In my life, there had been only a handful of moments when I felt like everything was at stake. One of them was rushing my son, gasping, to the ER. Whatever the outcome, good or bad, I always felt I had this cushion to protect me. A beautiful wife who loved me. Kids who were healthy and made me proud. A position in life that gave me stature and money. Even when things got bad and we had to negotiate a new deal with the hospital or when my father died, I knew I’d make it through.
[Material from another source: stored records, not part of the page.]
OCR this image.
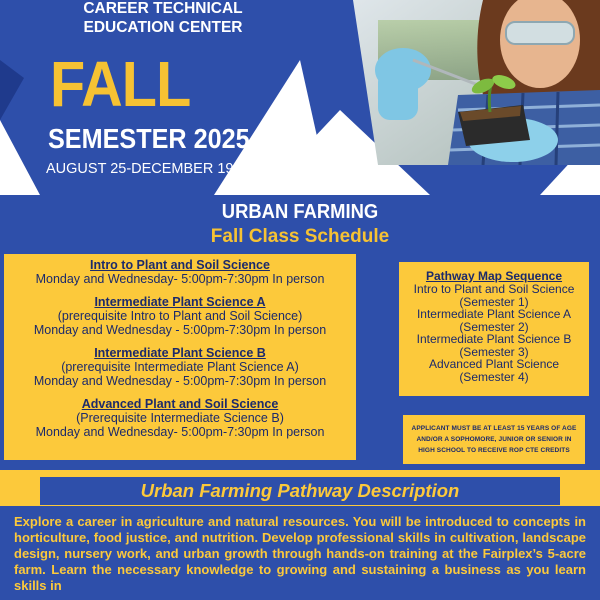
CAREER TECHNICAL
EDUCATION CENTER
FALL
SEMESTER 2025
AUGUST 25-DECEMBER 19
URBAN FARMING
Fall Class Schedule
Intro to Plant and Soil Science
Monday and Wednesday- 5:00pm-7:30pm In person
Intermediate Plant Science A
(prerequisite Intro to Plant and Soil Science)
Monday and Wednesday - 5:00pm-7:30pm In person
Intermediate Plant Science B
(prerequisite Intermediate Plant Science A)
Monday and Wednesday - 5:00pm-7:30pm In person
Advanced Plant and Soil Science
(Prerequisite Intermediate Science B)
Monday and Wednesday- 5:00pm-7:30pm In person
Pathway Map Sequence
Intro to Plant and Soil Science
(Semester 1)
Intermediate Plant Science A
(Semester 2)
Intermediate Plant Science B
(Semester 3)
Advanced Plant Science
(Semester 4)
APPLICANT MUST BE AT LEAST 15 YEARS OF AGE
AND/OR A SOPHOMORE, JUNIOR OR SENIOR IN
HIGH SCHOOL TO RECEIVE ROP CTE CREDITS
Urban Farming Pathway Description

Explore a career in agriculture and natural resources. You will be introduced to concepts in horticulture, food justice, and nutrition. Develop professional skills in cultivation, landscape design, nursery work, and urban growth through hands-on training at the Fairplex’s 5-acre farm. Learn the necessary knowledge to growing and sustaining a business as you learn skills in
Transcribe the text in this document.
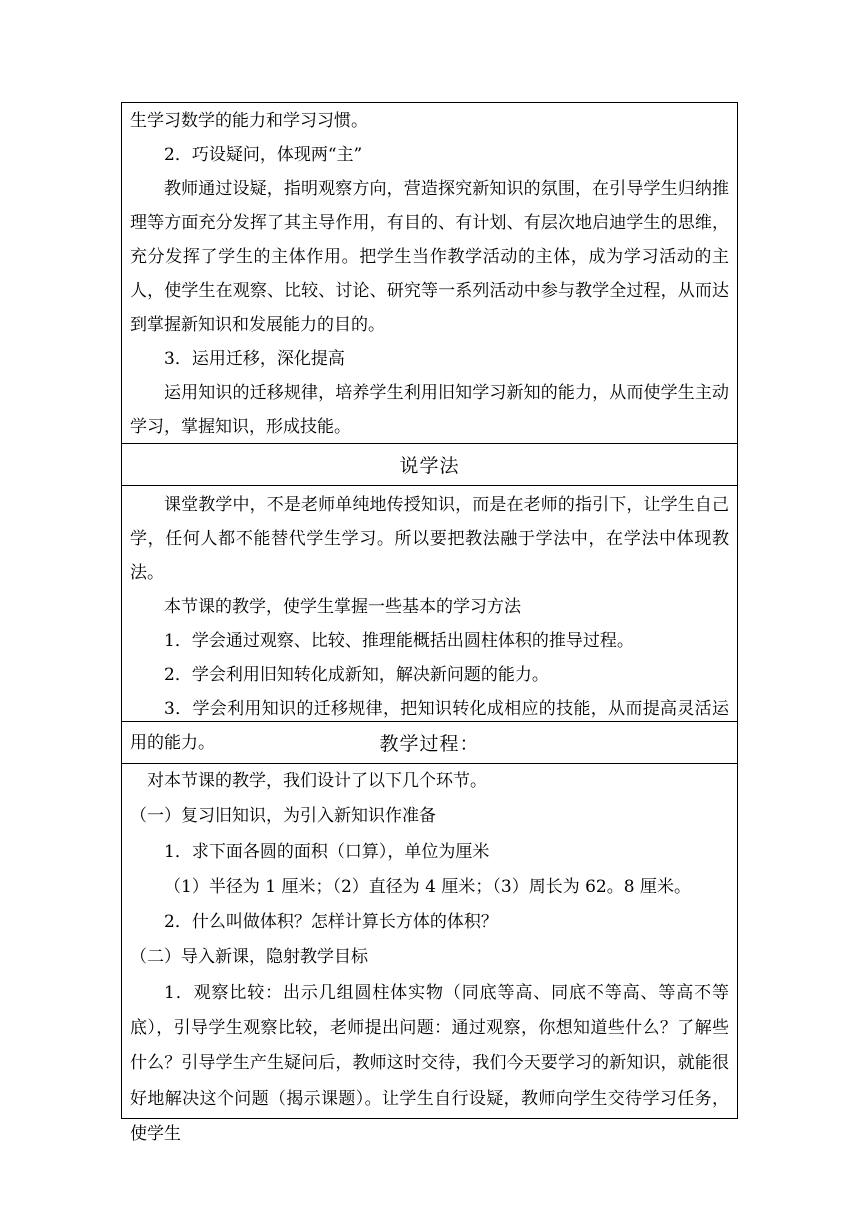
生学习数学的能力和学习习惯。

2．巧设疑问，体现两“主”

教师通过设疑，指明观察方向，营造探究新知识的氛围，在引导学生归纳推理等方面充分发挥了其主导作用，有目的、有计划、有层次地启迪学生的思维，充分发挥了学生的主体作用。把学生当作教学活动的主体，成为学习活动的主人，使学生在观察、比较、讨论、研究等一系列活动中参与教学全过程，从而达到掌握新知识和发展能力的目的。

3．运用迁移，深化提高

运用知识的迁移规律，培养学生利用旧知学习新知的能力，从而使学生主动学习，掌握知识，形成技能。

说学法

课堂教学中，不是老师单纯地传授知识，而是在老师的指引下，让学生自己学，任何人都不能替代学生学习。所以要把教法融于学法中，在学法中体现教法。

本节课的教学，使学生掌握一些基本的学习方法

1．学会通过观察、比较、推理能概括出圆柱体积的推导过程。

2．学会利用旧知转化成新知，解决新问题的能力。

3．学会利用知识的迁移规律，把知识转化成相应的技能，从而提高灵活运用的能力。	教学过程：

对本节课的教学，我们设计了以下几个环节。

（一）复习旧知识，为引入新知识作准备

1．求下面各圆的面积（口算），单位为厘米

（1）半径为 1 厘米；（2）直径为 4 厘米；（3）周长为 62。8 厘米。

2．什么叫做体积？怎样计算长方体的体积？

（二）导入新课，隐射教学目标

1．观察比较：出示几组圆柱体实物（同底等高、同底不等高、等高不等底），引导学生观察比较，老师提出问题：通过观察，你想知道些什么？了解些什么？引导学生产生疑问后，教师这时交待，我们今天要学习的新知识，就能很好地解决这个问题（揭示课题）。让学生自行设疑，教师向学生交待学习任务，使学生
This was one of those moments.
“Don, please . . . it’s time to risk it,” I said to him. “To pay it back.”
“Risk what, doc?” he replied a little testily.
“Whatever it was they gave you that new liver for.”
He remained silent for a while. I knew this was my last chance, and without him, I might as well just go back home and leave my brother to his fate. He and Gabby meant nothing to anyone there. Other than to Sherwood and me. And it all meant nothing if he sent me packing.
“All right,” he finally said, exhaling, “I’ll find you a car.”
“How?” I asked. I wanted to hear. Charlie’s life was in the balance.
“It doesn’t matter how.” His voice had a resigned quality to it. “So tell me,” he said with a laugh, “you ever gonna go back to practicing medicine again, doc, or are you just gonna move out here so you can become a permanent pain in my ass?”
“I sure hope so,” I said, and exhaled. “About going back.”
“Well, let me know, ’cause I want to be first in line to drive you to that plane.”